Succede che il mio palato, insieme al mio sistema metabolico, «gode» all'istante e per un breve periodo.
Ѐ un po’ come andare sull’ottovolante o giocare alla roulette: sensazione di brivido immediato, piccola delusione quando finisce il giro, desiderio di voler ripetere subito l’esperienza.

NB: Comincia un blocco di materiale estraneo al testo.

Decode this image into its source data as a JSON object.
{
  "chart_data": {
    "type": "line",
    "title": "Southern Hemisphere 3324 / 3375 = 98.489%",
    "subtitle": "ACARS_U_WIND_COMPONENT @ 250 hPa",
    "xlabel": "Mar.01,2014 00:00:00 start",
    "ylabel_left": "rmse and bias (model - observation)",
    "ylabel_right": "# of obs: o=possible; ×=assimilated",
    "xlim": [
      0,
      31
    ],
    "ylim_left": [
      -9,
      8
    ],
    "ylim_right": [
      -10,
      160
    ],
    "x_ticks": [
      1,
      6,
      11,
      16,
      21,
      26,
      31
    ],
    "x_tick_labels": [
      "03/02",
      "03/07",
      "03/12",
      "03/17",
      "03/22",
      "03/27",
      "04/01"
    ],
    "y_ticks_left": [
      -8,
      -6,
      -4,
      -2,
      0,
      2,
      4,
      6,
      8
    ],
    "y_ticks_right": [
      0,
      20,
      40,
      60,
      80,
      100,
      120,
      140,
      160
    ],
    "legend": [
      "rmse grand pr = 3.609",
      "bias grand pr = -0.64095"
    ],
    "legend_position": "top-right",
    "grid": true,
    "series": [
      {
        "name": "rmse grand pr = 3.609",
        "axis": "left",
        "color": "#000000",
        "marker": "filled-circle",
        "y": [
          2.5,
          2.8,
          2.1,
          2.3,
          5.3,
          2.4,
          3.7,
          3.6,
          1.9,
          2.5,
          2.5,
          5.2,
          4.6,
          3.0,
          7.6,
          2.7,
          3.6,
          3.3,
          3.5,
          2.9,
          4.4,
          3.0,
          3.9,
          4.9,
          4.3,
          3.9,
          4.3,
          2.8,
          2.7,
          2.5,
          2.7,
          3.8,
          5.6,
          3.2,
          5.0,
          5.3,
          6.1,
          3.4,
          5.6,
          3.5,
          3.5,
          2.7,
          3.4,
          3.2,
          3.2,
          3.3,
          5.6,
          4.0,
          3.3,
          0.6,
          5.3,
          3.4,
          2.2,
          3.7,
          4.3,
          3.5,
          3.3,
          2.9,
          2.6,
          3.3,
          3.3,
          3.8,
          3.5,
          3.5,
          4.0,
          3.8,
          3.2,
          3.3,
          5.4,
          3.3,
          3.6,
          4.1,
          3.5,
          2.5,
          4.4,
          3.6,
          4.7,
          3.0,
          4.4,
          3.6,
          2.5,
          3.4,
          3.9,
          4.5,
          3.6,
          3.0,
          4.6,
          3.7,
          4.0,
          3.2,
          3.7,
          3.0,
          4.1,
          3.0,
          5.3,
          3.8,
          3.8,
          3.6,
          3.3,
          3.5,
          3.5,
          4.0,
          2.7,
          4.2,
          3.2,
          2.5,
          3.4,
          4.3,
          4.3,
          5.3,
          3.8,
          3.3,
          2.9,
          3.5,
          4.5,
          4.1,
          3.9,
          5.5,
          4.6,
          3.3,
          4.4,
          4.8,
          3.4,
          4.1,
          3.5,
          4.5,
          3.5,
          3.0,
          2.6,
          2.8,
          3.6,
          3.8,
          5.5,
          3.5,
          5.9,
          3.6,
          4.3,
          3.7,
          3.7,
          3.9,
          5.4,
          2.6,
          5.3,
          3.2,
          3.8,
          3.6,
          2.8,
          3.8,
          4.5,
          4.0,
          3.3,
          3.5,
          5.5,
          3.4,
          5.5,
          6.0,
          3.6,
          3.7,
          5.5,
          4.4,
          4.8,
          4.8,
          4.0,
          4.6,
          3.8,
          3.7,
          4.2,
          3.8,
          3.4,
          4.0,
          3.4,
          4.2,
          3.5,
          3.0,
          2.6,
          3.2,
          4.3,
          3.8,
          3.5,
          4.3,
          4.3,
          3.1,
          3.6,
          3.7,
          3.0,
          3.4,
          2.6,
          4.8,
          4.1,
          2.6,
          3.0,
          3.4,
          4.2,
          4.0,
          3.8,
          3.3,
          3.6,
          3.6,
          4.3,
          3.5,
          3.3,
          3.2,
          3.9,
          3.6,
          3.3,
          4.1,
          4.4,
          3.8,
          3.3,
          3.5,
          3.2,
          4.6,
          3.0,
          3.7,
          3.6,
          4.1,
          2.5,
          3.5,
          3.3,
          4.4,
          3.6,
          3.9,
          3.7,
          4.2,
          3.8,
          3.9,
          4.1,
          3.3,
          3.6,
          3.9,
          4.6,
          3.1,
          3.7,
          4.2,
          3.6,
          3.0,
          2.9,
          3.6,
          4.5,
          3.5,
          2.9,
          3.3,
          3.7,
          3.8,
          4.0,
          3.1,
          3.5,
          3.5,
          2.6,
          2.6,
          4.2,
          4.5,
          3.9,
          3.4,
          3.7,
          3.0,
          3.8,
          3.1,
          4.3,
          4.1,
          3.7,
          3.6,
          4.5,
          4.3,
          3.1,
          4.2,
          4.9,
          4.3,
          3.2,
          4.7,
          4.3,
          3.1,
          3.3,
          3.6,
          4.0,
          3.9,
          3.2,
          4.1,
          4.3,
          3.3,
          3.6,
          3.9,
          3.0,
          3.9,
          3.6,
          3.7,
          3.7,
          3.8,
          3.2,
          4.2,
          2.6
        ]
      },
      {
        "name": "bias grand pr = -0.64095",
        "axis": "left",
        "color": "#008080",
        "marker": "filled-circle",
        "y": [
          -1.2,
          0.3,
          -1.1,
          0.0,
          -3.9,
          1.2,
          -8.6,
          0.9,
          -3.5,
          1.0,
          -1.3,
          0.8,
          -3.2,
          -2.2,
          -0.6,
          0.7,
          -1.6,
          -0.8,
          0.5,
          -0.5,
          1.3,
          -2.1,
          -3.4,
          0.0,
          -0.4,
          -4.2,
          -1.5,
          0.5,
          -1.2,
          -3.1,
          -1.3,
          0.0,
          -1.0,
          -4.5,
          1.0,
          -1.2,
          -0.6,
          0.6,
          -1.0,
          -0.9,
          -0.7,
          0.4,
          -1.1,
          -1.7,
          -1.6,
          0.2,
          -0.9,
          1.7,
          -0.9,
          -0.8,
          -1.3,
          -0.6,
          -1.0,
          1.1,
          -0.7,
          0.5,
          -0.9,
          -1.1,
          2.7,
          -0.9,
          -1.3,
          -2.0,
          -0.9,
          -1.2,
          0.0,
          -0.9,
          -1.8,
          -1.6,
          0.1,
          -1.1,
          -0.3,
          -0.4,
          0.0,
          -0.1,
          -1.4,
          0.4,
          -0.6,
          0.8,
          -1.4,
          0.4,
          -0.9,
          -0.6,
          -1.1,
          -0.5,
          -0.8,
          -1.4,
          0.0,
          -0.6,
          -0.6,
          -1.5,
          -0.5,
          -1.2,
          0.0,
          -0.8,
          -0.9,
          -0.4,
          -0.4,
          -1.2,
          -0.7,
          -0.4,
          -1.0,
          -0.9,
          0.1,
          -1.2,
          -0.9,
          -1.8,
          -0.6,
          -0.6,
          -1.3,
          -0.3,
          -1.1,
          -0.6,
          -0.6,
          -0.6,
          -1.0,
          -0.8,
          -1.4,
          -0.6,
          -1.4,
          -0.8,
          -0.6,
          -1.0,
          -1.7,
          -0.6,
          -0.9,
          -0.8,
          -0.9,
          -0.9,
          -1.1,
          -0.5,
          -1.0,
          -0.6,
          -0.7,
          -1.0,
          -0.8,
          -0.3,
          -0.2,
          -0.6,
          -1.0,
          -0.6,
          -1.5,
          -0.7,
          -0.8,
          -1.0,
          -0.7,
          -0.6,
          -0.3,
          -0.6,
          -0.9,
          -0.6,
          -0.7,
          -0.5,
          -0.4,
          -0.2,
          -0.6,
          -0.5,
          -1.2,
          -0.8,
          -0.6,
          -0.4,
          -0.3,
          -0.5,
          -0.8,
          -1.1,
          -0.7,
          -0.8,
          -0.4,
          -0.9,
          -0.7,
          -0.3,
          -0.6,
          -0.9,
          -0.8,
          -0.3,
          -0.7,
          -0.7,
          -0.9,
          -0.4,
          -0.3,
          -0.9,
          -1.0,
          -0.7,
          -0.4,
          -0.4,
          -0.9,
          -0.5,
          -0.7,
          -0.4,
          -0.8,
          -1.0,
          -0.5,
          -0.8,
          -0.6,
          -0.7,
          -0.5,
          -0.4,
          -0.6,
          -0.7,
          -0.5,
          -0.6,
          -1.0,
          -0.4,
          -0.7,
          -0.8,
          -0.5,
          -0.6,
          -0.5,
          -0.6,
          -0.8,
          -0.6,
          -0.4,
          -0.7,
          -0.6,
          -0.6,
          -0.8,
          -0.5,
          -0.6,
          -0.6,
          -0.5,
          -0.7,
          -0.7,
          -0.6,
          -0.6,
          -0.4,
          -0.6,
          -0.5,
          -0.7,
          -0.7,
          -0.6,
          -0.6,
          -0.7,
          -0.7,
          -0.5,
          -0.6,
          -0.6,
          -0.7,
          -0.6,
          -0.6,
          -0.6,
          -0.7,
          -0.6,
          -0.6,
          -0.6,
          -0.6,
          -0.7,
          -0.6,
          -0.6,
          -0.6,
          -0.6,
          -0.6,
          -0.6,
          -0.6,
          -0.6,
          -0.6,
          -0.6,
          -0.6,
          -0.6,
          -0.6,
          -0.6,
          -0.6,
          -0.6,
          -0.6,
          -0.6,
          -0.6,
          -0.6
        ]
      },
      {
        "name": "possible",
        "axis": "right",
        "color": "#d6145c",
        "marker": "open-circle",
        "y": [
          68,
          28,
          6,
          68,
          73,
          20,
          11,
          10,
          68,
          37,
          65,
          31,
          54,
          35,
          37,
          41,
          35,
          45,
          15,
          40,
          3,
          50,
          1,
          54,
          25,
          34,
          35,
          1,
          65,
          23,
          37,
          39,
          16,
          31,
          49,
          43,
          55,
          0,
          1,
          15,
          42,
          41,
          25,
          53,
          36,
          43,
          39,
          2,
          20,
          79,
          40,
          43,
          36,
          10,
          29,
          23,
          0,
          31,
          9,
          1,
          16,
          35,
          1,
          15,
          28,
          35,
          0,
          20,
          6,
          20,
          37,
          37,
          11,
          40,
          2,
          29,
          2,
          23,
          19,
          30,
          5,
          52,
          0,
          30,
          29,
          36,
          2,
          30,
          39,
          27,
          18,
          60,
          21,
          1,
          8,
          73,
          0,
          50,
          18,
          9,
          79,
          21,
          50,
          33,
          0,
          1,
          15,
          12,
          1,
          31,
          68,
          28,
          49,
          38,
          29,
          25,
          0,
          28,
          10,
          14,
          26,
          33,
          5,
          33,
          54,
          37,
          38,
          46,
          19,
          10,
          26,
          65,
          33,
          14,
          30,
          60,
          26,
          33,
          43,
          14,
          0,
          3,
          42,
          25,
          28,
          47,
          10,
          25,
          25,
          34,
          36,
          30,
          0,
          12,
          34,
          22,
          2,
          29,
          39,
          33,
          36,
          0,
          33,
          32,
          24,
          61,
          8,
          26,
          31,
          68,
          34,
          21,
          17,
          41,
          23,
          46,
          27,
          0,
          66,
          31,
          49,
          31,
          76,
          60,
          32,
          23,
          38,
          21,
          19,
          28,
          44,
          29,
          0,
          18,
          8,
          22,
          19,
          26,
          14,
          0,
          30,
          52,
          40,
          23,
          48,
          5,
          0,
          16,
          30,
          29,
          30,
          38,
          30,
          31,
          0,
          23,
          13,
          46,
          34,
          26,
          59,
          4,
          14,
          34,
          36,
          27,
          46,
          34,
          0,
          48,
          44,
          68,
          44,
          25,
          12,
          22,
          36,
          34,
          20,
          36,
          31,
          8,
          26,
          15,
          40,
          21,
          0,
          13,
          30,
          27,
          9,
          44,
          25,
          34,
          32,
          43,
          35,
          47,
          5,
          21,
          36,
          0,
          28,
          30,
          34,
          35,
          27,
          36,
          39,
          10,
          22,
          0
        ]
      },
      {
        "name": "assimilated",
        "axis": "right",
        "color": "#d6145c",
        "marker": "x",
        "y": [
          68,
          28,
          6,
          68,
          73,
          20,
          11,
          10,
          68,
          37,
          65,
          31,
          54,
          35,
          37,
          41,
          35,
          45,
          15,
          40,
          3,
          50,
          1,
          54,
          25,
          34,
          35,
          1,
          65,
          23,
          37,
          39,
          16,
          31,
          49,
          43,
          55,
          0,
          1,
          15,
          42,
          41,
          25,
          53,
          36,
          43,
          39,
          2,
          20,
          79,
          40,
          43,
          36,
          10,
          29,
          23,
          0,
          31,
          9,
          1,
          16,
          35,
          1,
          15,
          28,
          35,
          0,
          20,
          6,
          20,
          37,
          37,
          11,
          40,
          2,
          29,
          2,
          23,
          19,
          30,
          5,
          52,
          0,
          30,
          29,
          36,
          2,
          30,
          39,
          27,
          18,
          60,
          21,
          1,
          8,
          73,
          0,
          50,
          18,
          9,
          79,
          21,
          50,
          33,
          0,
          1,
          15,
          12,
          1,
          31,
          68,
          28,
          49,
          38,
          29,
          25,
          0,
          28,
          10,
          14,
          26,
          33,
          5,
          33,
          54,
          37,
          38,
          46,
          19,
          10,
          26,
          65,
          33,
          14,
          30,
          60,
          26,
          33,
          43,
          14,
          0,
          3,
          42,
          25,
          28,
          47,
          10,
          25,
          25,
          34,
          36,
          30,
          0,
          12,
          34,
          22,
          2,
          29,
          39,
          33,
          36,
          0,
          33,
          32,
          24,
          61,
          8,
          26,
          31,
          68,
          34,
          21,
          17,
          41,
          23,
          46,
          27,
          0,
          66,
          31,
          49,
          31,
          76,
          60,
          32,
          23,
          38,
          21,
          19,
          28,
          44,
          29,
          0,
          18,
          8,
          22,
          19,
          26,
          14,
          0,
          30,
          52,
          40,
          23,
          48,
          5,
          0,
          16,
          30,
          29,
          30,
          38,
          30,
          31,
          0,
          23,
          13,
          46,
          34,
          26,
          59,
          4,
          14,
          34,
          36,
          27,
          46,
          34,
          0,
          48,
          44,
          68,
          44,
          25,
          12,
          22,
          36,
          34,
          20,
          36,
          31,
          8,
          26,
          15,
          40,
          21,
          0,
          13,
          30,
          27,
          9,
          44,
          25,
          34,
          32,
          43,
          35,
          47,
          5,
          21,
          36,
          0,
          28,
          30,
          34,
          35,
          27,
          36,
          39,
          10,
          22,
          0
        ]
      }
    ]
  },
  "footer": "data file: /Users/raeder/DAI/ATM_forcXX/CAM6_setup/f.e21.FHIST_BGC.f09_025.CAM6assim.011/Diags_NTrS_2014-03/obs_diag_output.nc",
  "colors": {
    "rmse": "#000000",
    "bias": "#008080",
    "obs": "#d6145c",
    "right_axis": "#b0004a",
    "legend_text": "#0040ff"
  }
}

Per questo non amo l’espressione junk food o «cibo-spazzatura», che contiene al suo interno un elemento di giudizio totalmente negativo. Preferisco il termine «cibo-giocattolo», un po’ come andare sull’ottovolante: ci fa tornare bambini per un’oretta ma, alla lunga, finisce per annoiarci (quanti di noi vorrebbero andare sull’ottovolante tre volte al giorno tutti 1 giorni?) e renderci meno liberi.
A proposito di libertà
Pensiamo ai momenti della nostra vita in cui, per mille motivi — un turbamento adolescenziale, un problema lavorativo o di coppia, una malattia cronica da affrontare — ci sentiamo più fragili e meno liberi.
La fragilità emotiva ci rende più facilmente attratti dagli stimoli rapidi e concentrati, come il gioco d’azzardo, le droghe, il fumo e l'alcol, o il cibo-giocattolo. Questo è il motivo per cui, nei periodi in cui amiamo mangiare cibi raffinati pieni di sale, zucchero, grasso, non serve giudicarci («sono un cretino a riempirmi di cibo-spazzatura») o attaccare gli altri («lasciatemi stare, faccio quello che mi pare»).
Meglio cogliere l'occasione per farsi qualche domanda sulla nostra vita: come me la sto passando in questo periodo? Forse sto trascurando i segnali di stanchezza o di irritazione che il mio corpo mi sta mandando? Forse sto tirando avanti senza domandarmi come effettivamente mi sento? Forse ho bisogno di andare a letto più presto?
Per cominciare a rispondere a queste domande, non serve diventare dei guru del benessere del terzo millennio: basta iniziare a rallentare un po’ quando consumiamo il pasto — una ventina di minuti stando seduti, all’inizio può bastare — e, soprattutto, domandarci come ci sentiamo un'oretta dopo aver finito di mangiare.